Rabu 04 Mar 2015 21:15 WIB

Soal Hukuman Penyimpangan Seksual, Pemerintah yang Tentukan

Rep: Dyah Ratna Meta Novia/ Red: Agung Sasongko
Ketua MUI Din syamsuddin (tengah) berbicara dalam konfrensi pers di kantor Majelis Ulama Indonesia (MUI),Jakarta, Kamis (8/1).
Foto: Republika/ Tahta Aidilla
Ketua MUI Din syamsuddin (tengah) berbicara dalam konfrensi pers di kantor Majelis Ulama Indonesia (MUI),Jakarta, Kamis (8/1).

REPUBLIKA.CO.ID, JAKARTA -- Ketua Komisi Fatwa Majelis Ulama Indonesia (MUI) Hasanuddin AF mengatakan, dalam Islam penyimpangan seksual dilarang keras.  "Mau suka sama suka atau tidak, sama saja hukumnya haram. Itu termasuk zina dalam Islam dan pelakunya bisa  dihukum berat," kata Hasanuddin, Rabu, (4/3).

Dasar hukuman bagi pelaku penyimpangan seksual seperti homoseksual dan lesbian adalah pidana ta'zir. Pidana ta'zir adalah tindak pidana yang tidak ada ketentuannya dalam Alquran maupun Hadist.  "Jadi dasar hukumnya adalah ijtihad. Sanksi hukumnya sepenuhnya diserahkan kepada pemerintah. Yaitu, sanksi ta'zir namanya," kata dia.

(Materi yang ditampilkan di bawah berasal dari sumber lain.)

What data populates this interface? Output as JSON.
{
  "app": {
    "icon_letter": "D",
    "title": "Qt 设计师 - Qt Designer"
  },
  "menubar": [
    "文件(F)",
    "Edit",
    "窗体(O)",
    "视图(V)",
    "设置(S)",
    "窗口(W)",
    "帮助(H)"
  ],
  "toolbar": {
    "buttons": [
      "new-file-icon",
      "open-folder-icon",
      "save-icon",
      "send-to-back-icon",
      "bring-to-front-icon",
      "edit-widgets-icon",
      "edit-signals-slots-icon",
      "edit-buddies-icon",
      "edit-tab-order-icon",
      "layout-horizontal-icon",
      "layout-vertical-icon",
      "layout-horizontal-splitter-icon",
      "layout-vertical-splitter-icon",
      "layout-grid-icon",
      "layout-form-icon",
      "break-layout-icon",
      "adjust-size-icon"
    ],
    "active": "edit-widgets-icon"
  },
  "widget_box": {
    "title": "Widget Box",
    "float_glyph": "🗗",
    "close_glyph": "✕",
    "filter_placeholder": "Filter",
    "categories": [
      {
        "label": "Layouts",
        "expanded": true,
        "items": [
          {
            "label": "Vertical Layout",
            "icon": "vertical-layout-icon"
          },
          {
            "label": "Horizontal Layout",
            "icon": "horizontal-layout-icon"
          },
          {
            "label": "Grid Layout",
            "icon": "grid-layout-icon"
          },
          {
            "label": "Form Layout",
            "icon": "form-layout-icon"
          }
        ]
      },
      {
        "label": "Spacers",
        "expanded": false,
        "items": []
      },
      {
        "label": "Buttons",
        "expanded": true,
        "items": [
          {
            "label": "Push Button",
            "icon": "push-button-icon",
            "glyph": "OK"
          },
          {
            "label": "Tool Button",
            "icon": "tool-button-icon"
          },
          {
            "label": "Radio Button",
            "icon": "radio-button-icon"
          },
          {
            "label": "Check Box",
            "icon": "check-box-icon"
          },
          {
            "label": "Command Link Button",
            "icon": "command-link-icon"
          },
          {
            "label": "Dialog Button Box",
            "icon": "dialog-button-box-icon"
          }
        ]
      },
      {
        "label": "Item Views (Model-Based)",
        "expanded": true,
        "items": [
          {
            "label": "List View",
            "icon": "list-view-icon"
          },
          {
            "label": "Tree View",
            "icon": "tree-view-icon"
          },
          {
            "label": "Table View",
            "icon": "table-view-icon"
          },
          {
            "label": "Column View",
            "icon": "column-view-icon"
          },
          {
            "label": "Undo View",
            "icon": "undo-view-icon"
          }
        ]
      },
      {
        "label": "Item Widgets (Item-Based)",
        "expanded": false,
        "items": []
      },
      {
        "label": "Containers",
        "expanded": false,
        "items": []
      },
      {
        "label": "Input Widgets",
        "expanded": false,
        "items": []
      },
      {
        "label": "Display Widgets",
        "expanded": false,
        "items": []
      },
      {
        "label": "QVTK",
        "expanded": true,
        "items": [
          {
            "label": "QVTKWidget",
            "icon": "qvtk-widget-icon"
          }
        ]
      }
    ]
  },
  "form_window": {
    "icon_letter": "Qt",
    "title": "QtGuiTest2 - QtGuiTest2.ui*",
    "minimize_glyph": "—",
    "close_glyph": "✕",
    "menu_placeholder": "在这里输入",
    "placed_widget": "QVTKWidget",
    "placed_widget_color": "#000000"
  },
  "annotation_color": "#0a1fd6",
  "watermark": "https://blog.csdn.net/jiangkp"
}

Sanksinya ta'zir  boleh dipilih mulai dari yang teringan sampai yang paling berat yaitu hukuman mati.  Jadi pelaku gay, lesbi atau sodomi itu bukan harus dihukum mati, tapi tentunya terserah pemerintah yang punya kewenangan untuk menetukannya.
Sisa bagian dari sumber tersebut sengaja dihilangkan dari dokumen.